Fezlekesi olan milletvekili isterse Hazırlık Komisyonunda, Karma Komisyonda veya Genel Kurulda kendi savunmasını yapabiliyor ya da başka bir milletvekili arkadaşına savunma yapması için bu hakkını verebiliyor.

Söz ve savunma talebi yoksa görüşmeler tamamlanıyor. Daha sonra Karma Komisyonun yasama dokunulmazlığının kaldırılmasına dair raporu oylamaya sunuluyor. Genel uygulamaya göre açık oylama yapılıyor. Genel Kurulda dokunulmazlıkların kaldırılmasına ilişkin oylamada, karar yeter sayısı (151) yeterli oluyor.

Her dosya için ayrı oylama yapılıyor

Genel Kuruldaki oylamada, her milletvekili ve fezleke için ayrı oylama yapılıyor. Bir milletvekili hakkında iki dosya varsa iki dosya ayrı ayrı oylanıp karara bağlanıyor. Dokunulmazlık hangi dosya hakkında kaldırıldıysa yalnızca o fezleke hakkında yargılama yapılabiliyor. Milletvekilinin dönem sonuna bırakılan dosyası hakkındaki dokunulmazlığı devam ediyor.

Genel Kurul kararından sonra milletvekilinin dokunulmazlığı, söz konusu dosya için kaldırılmış oluyor.

Meclis Başkanlığı, dosyayı Cumhurbaşkanlığı aracılığıyla Adalet Bakanlığına gönderiyor. Bakanlık da dokunulmazlığı kaldırılan milletvekili hakkında gereğinin yapılması için dosyası ilgili savcılığa havale ediyor.

Savcılık da dosyanın ulaşmasının ardından soruşturmaya kaldığı yerden devam ediyor, söz konusu milletvekilini tutuklanması talebiyle mahkemeye de sevk edebiliyor ya da tutuksuz olarak yargılanmasına da devam edebiliyor.

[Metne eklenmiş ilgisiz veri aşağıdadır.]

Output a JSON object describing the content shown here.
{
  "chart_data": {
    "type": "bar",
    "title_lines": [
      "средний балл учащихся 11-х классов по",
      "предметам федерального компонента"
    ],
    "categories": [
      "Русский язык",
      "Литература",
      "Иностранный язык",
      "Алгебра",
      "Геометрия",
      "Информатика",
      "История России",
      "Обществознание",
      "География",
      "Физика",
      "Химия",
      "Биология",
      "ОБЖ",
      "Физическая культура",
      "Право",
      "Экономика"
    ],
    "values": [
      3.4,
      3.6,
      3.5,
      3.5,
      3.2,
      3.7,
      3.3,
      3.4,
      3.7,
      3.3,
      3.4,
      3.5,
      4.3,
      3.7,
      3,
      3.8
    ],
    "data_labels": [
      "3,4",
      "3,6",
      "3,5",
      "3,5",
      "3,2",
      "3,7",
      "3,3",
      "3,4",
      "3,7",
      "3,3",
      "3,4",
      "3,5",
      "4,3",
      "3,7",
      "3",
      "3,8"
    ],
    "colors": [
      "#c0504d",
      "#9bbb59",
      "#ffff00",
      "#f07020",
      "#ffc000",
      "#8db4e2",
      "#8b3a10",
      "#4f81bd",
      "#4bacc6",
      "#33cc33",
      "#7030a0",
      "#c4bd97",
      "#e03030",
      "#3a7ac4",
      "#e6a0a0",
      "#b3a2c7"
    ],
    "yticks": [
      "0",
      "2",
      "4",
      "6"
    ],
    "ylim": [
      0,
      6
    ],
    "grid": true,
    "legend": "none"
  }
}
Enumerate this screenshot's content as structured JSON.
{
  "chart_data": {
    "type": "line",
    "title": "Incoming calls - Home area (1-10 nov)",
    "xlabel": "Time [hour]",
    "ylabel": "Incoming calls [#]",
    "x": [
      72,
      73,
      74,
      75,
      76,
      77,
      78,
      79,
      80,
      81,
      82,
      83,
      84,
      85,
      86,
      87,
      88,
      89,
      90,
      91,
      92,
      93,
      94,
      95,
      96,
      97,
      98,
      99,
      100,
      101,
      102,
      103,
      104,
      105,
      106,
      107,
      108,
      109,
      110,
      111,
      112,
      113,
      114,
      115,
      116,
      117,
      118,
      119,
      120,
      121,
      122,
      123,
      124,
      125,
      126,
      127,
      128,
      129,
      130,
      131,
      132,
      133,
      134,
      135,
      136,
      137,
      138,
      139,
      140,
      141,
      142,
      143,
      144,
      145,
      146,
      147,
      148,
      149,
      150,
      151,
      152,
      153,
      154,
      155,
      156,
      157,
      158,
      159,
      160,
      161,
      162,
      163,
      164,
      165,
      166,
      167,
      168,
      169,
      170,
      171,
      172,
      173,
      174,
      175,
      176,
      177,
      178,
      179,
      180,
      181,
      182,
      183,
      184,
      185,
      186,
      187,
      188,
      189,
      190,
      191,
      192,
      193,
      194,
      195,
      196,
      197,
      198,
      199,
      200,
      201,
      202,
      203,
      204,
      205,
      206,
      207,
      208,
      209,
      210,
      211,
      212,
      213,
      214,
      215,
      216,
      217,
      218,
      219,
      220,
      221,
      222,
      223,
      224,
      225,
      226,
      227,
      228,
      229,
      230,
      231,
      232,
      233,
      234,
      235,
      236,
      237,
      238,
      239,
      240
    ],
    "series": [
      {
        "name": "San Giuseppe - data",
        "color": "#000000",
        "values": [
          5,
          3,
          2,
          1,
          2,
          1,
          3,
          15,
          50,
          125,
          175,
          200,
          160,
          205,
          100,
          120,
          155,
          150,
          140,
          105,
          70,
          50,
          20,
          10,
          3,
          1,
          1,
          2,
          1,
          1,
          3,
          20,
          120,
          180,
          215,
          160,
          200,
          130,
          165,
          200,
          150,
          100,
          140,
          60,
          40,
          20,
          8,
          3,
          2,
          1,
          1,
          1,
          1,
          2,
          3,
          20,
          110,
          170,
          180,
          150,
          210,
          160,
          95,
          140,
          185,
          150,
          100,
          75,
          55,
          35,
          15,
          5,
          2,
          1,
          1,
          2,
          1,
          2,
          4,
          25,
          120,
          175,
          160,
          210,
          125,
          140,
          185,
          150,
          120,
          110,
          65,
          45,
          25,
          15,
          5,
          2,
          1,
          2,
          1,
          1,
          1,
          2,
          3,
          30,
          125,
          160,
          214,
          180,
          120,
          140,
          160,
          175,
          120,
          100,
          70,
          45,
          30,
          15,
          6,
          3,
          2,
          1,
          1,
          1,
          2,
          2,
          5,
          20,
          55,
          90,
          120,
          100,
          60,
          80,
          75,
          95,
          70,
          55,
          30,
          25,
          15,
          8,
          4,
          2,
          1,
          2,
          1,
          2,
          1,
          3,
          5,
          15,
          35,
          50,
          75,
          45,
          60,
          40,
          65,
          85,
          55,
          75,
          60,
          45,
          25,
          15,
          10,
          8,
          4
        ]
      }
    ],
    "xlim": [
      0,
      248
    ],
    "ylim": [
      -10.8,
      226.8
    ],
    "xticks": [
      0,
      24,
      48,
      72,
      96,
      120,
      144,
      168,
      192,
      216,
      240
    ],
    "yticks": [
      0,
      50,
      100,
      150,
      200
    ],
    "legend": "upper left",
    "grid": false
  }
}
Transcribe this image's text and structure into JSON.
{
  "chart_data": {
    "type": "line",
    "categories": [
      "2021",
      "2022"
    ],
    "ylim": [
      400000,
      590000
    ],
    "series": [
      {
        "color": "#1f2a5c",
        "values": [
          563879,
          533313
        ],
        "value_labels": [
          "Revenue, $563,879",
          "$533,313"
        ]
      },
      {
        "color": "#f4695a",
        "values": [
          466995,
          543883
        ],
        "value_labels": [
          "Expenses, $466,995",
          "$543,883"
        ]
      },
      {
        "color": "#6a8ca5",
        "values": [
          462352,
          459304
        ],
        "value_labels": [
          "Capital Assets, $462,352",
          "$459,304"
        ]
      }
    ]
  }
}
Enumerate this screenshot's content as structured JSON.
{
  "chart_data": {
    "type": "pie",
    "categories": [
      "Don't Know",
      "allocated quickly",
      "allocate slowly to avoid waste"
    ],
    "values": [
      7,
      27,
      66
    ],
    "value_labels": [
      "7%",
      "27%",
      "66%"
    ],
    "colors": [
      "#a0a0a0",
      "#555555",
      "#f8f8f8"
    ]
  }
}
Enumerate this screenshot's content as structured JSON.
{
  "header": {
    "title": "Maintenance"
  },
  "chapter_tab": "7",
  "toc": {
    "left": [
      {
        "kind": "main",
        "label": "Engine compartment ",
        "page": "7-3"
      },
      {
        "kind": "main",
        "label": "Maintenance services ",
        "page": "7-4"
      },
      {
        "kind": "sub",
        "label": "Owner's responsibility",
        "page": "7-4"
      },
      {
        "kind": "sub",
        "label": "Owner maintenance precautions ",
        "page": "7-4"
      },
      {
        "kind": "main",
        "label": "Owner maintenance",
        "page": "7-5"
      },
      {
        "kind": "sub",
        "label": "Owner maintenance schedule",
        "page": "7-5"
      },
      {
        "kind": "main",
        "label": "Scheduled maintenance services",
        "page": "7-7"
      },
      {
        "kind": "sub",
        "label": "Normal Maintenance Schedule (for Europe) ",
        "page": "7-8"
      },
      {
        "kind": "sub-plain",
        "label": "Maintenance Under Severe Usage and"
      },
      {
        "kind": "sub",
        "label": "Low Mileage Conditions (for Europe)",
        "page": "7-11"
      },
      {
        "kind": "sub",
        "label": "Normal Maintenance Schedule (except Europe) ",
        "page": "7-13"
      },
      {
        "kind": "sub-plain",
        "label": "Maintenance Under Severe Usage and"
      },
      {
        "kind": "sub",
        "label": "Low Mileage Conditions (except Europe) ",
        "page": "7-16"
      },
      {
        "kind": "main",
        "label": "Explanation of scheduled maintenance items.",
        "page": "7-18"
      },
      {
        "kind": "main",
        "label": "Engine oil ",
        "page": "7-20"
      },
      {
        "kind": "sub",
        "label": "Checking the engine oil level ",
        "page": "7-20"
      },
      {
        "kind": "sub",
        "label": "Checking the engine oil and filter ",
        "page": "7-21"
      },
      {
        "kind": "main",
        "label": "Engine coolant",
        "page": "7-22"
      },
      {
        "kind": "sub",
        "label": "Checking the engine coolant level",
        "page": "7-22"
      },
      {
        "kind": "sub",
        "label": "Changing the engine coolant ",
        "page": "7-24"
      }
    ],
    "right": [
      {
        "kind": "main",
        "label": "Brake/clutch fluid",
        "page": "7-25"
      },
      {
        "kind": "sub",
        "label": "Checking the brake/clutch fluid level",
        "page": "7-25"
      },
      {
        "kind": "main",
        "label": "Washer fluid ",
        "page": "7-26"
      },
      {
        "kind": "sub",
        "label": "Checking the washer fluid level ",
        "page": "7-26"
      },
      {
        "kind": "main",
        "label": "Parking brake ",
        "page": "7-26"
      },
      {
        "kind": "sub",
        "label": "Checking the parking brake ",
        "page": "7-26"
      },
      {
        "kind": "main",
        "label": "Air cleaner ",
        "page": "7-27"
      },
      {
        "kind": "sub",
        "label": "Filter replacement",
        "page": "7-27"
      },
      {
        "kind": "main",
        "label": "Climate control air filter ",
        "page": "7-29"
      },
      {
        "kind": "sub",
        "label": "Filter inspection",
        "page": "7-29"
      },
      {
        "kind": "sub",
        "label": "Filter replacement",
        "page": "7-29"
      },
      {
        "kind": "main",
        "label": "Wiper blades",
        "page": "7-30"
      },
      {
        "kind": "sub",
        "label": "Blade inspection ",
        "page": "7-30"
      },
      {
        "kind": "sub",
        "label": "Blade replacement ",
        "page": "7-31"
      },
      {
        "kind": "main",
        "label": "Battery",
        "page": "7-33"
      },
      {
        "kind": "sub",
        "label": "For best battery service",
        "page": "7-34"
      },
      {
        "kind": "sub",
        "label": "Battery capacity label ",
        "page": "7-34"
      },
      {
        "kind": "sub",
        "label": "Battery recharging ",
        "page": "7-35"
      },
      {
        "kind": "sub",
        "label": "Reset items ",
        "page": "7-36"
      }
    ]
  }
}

Dokunulmazlık kalkıyor, vekillik devam ediyor

Bir milletvekilinin dokunulmazlığının kalkmasıyla milletvekilliği düşmüyor, devam ediyor. Milletvekili maaşını alıyor ve diğer sosyal haklarından yararlanıyor. Tutuklanmamışsa Meclise gelerek yasama çalışmalarına da katılabiliyor.

Ancak milletvekili hakkındaki ceza kesinleştikten sonra Genel Kurulda okunuyor ve o zaman milletvekilliği düşürülüyor.

Milletvekilinin yasama dokunulmazlığının kaldırılmasına veya milletvekilliğinin düşmesine karar verilmesi halinde, Genel Kurul kararının alındığı tarihten itibaren 7 gün içinde ilgili milletvekili veya bir diğer milletvekili, kararın Anayasaya, kanuna veya İçtüzüğe aykırılığı iddiasıyla iptal için Anayasa Mahkemesine başvurabiliyor. Anayasa Mahkemesi, iptal istemini 15 gün içinde kesin karara bağlıyor.